ELLIOTT: Was there one thing that really stood out for you that you found surprising?

Ms. SHORE: I think the thing that I was personally the most touched by was how many girls were talking about being overscheduled, about already being on very severe diets, about feeling like they would be bullied. Forty-five percent of girls in class said that they don't raise their hand even when they know the answer because they're afraid of being bullied as being too smart.

There's a new term called cyber-bullying, where people are already spreading rumors about you through IM-ing and text messaging. And so knowing that a young woman who should be focusing on schoolwork and her family activities, knowing that these issues were impacting her life, was terribly important to us and one of the bigger findings that I found surprising.

ELLIOTT: You know, I noticed one of the findings that you reported was that girls reported problems with things like self-mutilation. How do you go about addressing such an issue in a program for a Girl Scout troop? What do you do?

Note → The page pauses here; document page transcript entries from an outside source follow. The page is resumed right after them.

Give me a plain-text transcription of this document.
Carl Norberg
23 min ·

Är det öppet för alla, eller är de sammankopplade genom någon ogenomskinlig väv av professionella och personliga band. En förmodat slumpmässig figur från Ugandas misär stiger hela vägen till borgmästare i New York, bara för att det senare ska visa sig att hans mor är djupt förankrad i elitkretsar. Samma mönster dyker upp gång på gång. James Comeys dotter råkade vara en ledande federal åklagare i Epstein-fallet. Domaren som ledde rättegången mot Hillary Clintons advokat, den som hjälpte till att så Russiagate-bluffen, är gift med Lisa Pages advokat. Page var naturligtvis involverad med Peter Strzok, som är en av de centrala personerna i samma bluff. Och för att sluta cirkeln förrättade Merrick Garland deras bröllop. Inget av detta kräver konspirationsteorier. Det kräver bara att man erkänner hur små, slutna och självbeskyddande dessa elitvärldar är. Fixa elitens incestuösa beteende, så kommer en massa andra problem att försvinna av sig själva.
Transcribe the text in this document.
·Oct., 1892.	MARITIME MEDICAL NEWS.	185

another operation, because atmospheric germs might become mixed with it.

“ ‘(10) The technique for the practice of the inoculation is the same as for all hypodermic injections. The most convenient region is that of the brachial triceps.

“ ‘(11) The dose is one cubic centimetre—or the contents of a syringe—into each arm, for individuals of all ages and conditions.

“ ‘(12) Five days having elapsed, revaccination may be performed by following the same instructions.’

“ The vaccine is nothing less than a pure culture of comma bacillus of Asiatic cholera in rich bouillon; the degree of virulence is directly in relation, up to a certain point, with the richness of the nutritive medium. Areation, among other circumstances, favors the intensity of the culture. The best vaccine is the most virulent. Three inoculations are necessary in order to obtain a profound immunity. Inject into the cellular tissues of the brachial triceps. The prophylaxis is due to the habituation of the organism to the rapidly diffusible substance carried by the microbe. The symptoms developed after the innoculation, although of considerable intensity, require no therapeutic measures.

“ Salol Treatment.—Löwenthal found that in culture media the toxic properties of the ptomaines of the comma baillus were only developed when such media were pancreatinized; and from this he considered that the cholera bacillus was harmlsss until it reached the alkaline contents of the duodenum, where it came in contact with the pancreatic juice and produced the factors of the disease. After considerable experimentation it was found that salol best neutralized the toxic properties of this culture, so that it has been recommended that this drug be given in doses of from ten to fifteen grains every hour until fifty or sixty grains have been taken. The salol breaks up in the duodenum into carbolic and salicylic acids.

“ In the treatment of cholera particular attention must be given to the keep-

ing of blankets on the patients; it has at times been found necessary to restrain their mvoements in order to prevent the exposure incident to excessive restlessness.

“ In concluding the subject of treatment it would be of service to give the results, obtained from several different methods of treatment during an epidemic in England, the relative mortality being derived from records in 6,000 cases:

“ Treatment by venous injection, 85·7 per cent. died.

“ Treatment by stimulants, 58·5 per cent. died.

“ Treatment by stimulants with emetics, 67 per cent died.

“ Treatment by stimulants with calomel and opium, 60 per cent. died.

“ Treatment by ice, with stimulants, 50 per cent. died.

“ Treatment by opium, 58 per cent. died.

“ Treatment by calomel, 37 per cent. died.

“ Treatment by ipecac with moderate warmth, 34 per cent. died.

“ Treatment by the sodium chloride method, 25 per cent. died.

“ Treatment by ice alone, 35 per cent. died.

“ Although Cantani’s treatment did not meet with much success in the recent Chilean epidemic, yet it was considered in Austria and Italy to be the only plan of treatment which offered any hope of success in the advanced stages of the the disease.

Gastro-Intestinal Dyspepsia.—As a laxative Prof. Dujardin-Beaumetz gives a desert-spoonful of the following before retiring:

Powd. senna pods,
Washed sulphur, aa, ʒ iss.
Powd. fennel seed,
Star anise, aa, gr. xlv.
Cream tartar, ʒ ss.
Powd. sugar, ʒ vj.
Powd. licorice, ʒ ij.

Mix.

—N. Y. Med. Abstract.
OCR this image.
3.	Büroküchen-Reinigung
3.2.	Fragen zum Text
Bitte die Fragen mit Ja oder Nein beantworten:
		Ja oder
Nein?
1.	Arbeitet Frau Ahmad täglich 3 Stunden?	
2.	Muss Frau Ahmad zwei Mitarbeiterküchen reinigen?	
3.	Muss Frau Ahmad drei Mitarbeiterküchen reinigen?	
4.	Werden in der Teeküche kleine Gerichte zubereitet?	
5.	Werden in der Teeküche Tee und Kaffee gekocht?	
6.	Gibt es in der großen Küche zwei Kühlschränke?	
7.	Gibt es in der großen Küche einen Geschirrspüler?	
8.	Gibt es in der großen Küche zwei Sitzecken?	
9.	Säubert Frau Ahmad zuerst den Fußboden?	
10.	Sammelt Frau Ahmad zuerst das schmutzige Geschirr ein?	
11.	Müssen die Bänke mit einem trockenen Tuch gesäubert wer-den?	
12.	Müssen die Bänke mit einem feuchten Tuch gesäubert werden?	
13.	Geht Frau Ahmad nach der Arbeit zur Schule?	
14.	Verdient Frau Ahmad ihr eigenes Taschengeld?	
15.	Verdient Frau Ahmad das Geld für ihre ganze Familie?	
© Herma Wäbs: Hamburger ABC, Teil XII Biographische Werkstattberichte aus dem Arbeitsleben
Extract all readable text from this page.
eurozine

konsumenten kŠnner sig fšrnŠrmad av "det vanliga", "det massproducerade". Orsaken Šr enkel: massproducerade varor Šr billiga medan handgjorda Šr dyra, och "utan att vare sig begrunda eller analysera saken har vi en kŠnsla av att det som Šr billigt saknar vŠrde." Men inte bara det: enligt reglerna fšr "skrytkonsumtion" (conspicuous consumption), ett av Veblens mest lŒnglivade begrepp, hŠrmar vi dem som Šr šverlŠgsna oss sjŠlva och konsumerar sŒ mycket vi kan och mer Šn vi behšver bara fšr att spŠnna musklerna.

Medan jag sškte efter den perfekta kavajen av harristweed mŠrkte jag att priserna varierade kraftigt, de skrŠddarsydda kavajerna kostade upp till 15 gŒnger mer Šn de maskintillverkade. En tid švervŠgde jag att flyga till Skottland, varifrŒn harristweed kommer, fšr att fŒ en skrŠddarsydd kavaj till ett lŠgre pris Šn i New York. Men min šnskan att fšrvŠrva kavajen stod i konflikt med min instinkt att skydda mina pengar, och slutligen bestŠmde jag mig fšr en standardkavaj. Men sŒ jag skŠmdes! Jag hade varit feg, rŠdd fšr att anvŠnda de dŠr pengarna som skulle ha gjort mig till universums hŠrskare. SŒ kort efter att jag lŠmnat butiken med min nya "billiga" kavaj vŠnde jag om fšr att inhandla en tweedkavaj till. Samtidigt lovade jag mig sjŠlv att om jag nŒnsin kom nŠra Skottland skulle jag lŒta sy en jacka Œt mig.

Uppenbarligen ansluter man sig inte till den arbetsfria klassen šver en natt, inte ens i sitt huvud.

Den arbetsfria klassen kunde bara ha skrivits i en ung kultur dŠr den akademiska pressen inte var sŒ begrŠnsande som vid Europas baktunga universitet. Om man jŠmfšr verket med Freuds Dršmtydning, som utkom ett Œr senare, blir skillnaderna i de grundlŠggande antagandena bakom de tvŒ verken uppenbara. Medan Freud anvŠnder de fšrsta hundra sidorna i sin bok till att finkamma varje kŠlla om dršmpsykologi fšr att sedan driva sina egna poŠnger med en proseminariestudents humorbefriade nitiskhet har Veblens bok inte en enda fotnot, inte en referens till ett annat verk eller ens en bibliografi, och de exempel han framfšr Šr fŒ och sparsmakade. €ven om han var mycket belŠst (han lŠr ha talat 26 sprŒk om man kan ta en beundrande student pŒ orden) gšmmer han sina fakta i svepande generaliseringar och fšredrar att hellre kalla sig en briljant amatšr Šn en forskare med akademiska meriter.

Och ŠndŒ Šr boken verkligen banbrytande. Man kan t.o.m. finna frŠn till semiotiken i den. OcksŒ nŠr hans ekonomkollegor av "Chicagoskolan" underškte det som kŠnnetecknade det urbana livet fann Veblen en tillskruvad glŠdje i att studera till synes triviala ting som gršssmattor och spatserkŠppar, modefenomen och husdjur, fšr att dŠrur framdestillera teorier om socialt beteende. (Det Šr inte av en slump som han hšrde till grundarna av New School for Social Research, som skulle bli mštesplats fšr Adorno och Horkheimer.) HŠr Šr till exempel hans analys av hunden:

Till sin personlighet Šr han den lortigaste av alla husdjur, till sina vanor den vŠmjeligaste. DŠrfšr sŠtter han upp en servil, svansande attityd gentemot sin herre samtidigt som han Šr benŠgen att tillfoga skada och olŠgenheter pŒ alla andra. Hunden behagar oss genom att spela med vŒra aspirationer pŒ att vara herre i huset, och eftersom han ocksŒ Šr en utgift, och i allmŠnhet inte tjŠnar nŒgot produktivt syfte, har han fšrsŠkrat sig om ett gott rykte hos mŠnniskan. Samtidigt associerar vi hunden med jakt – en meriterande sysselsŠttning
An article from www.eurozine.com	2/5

Ms. SHORE: Well, youth development experts tell us that at the heart of most of the issues that we found is really self-esteem. And so part of our new leadership development program is around building self-esteem in girls so that when they're affected with the stressors that might impact such things as cutting or anorexia or some of the other scary things that are facing girls today, they have a network to go to, they've got friends who help them build self-confidence so that they are not more prone to those activities.

ELLIOTT: When you were talking to girls, were there any core issues that came up relating to race and class and how the Girl Scouts might become more relevant to the full spectrum of American girls?

Ms. SHORE: Absolutely. I'm so glad you asked the question. One of the things that we looked at were first generation children in this country who don't have families that know the system, so to speak, and how to access programs and activities that can help their child. And so we are working very, very hard...

ELLIOTT: Like how to sign up for the Girl Scouts.

Ms. SHORE: Like how to sign up for the Girl Scouts. We think about programs like our Girls Scouts Beyond Bars, where we go into prisons so that parents who have children outside of the prison system can experience a normal relationship that benefits not just the child but the parent.

ELLIOTT: When the Girl Scouts first started back in 1912, what would you say were the values at that time that made scouting relevant to girls?

Ms. SHORE: Well, it's interesting. Juliette Gordon Low, our founder, was one of the first female aviators in this country. She cared very much about making sure that girls had an alternative to being either married or in the factory and made sure that Girl scouting from day one had badges around things like telegraphy so that they knew how to use a telegraph machine. So from the very get-go we feel that we've been a very progressive organization.

ELLIOTT: Courtney Shore is a senior vice president with Girl Scouts of the USA. Thank you.

Ms. SHORE: You're very welcome. Thank you, Debbie.